Inverse Design in Nanophotonics via Representation Learning
Reza Marzban, Ali Adibi, Raphael Pestourie
TL;DR
The paper addresses the challenge of efficiently designing nanophotonic devices to match target electromagnetic responses, given high-dimensional non-convex design spaces and costly full-wave solvers. It reframes ML-based inverse design through representation learning, dividing methods into output-side approaches that learn differentiable solvers and input-side approaches that learn latent geometry priors, and it discusses hybrid pipelines that combine both. The survey covers concrete techniques such as PINNs, WaveY-Net, GLOnet, VAEs, GANs, and Bayesian optimization, analyzing trade-offs in data efficiency, generalization, and design discovery. It highlights open challenges and opportunities, including fabrication constraints, geometry-independent representations, multiphysics co-design, transfer learning, and the need for shared benchmarks, with an outlook toward autonomous, multi-agent design systems that can translate objectives into optimized nanoscale structures.
Abstract
Inverse design in nanophotonics, the computational discovery of structures achieving targeted electromagnetic (EM) responses, has become a key tool for recent optical advances.
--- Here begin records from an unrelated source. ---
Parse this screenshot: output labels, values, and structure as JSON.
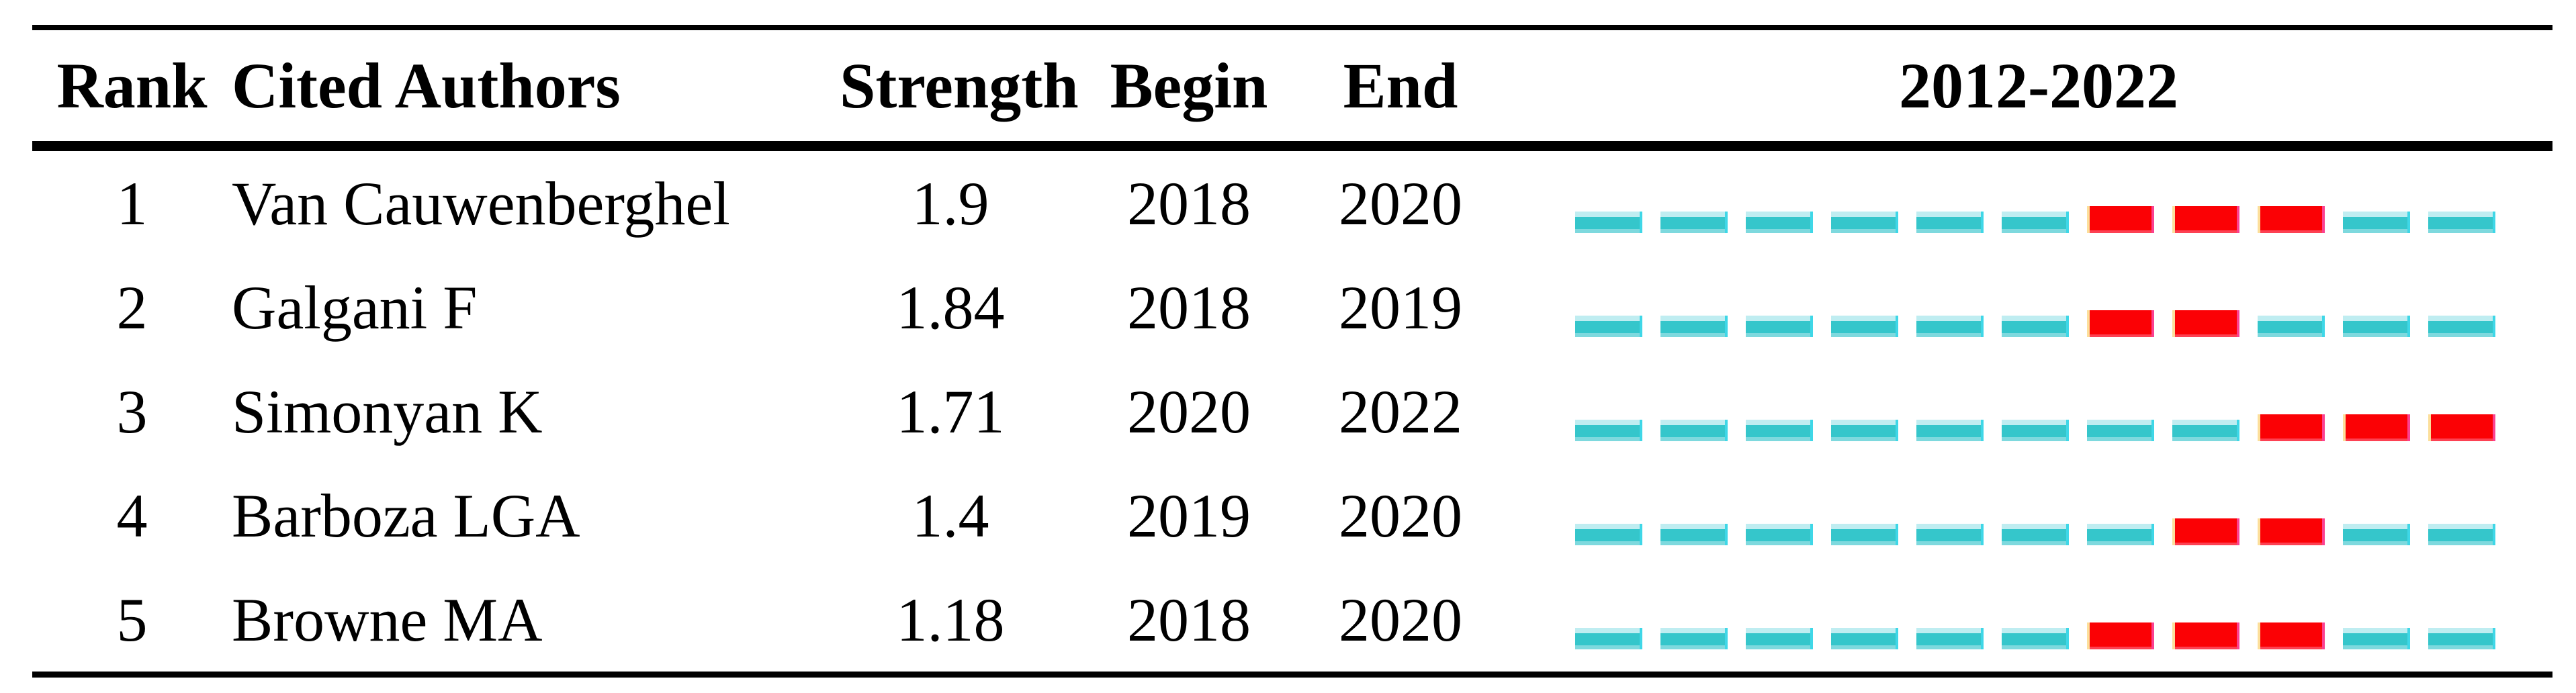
{
  "table": {
    "headers": {
      "rank": "Rank",
      "cited_authors": "Cited Authors",
      "strength": "Strength",
      "begin": "Begin",
      "end": "End",
      "period": "2012-2022"
    },
    "rows": [
      {
        "rank": "1",
        "author": "Van Cauwenberghel",
        "strength": "1.9",
        "begin": "2018",
        "end": "2020"
      },
      {
        "rank": "2",
        "author": "Galgani F",
        "strength": "1.84",
        "begin": "2018",
        "end": "2019"
      },
      {
        "rank": "3",
        "author": "Simonyan K",
        "strength": "1.71",
        "begin": "2020",
        "end": "2022"
      },
      {
        "rank": "4",
        "author": "Barboza LGA",
        "strength": "1.4",
        "begin": "2019",
        "end": "2020"
      },
      {
        "rank": "5",
        "author": "Browne MA",
        "strength": "1.18",
        "begin": "2018",
        "end": "2020"
      }
    ]
  },
  "timeline": {
    "start_year": 2012,
    "end_year": 2022,
    "colors": {
      "base_dash": "#35c6cb",
      "base_dash_highlight": "#bfedf1",
      "burst_dash": "#fb0105"
    }
  },
  "chart_data": {
    "type": "table",
    "title": "2012-2022",
    "columns": [
      "Rank",
      "Cited Authors",
      "Strength",
      "Begin",
      "End",
      "2012-2022"
    ],
    "rows": [
      {
        "rank": 1,
        "cited_author": "Van Cauwenberghel",
        "strength": 1.9,
        "begin": 2018,
        "end": 2020,
        "burst_years": [
          2018,
          2019,
          2020
        ]
      },
      {
        "rank": 2,
        "cited_author": "Galgani F",
        "strength": 1.84,
        "begin": 2018,
        "end": 2019,
        "burst_years": [
          2018,
          2019
        ]
      },
      {
        "rank": 3,
        "cited_author": "Simonyan K",
        "strength": 1.71,
        "begin": 2020,
        "end": 2022,
        "burst_years": [
          2020,
          2021,
          2022
        ]
      },
      {
        "rank": 4,
        "cited_author": "Barboza LGA",
        "strength": 1.4,
        "begin": 2019,
        "end": 2020,
        "burst_years": [
          2019,
          2020
        ]
      },
      {
        "rank": 5,
        "cited_author": "Browne MA",
        "strength": 1.18,
        "begin": 2018,
        "end": 2020,
        "burst_years": [
          2018,
          2019,
          2020
        ]
      }
    ],
    "timeline_axis": {
      "range": [
        2012,
        2022
      ],
      "segments_per_row": 11
    },
    "legend": {
      "base_color_meaning": "year within 2012-2022 span",
      "burst_color_meaning": "citation burst years (Begin to End)"
    }
  }
}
Traditional intuition-driven or iterative optimization methods struggle with the inherently high-dimensional, non-convex design spaces and the substantial computational demands of EM simulations. Recently, machine learning (ML) has emerged to address these bottlenecks effectively. This review frames ML-enhanced inverse design methodologies through the lens of representation learning, classifying them into two categories: output-side and input-side approaches. Output-side methods use ML to learn a representation in the solution space to create a differentiable solver that accelerates optimization. Conversely, input-side techniques employ ML to learn compact, latent-space representations of feasible device geometries, enabling efficient global exploration through generative models. Each strategy presents unique trade-offs in data requirements, generalization capacity, and novel design discovery potentials. Hybrid frameworks that combine physics-based optimization with data-driven representations help escape poor local optima, improve scalability, and facilitate knowledge transfer. We conclude by highlighting open challenges and opportunities, emphasizing complexity management, geometry-independent representations, integration of fabrication constraints, and advancements in multiphysics co-designs.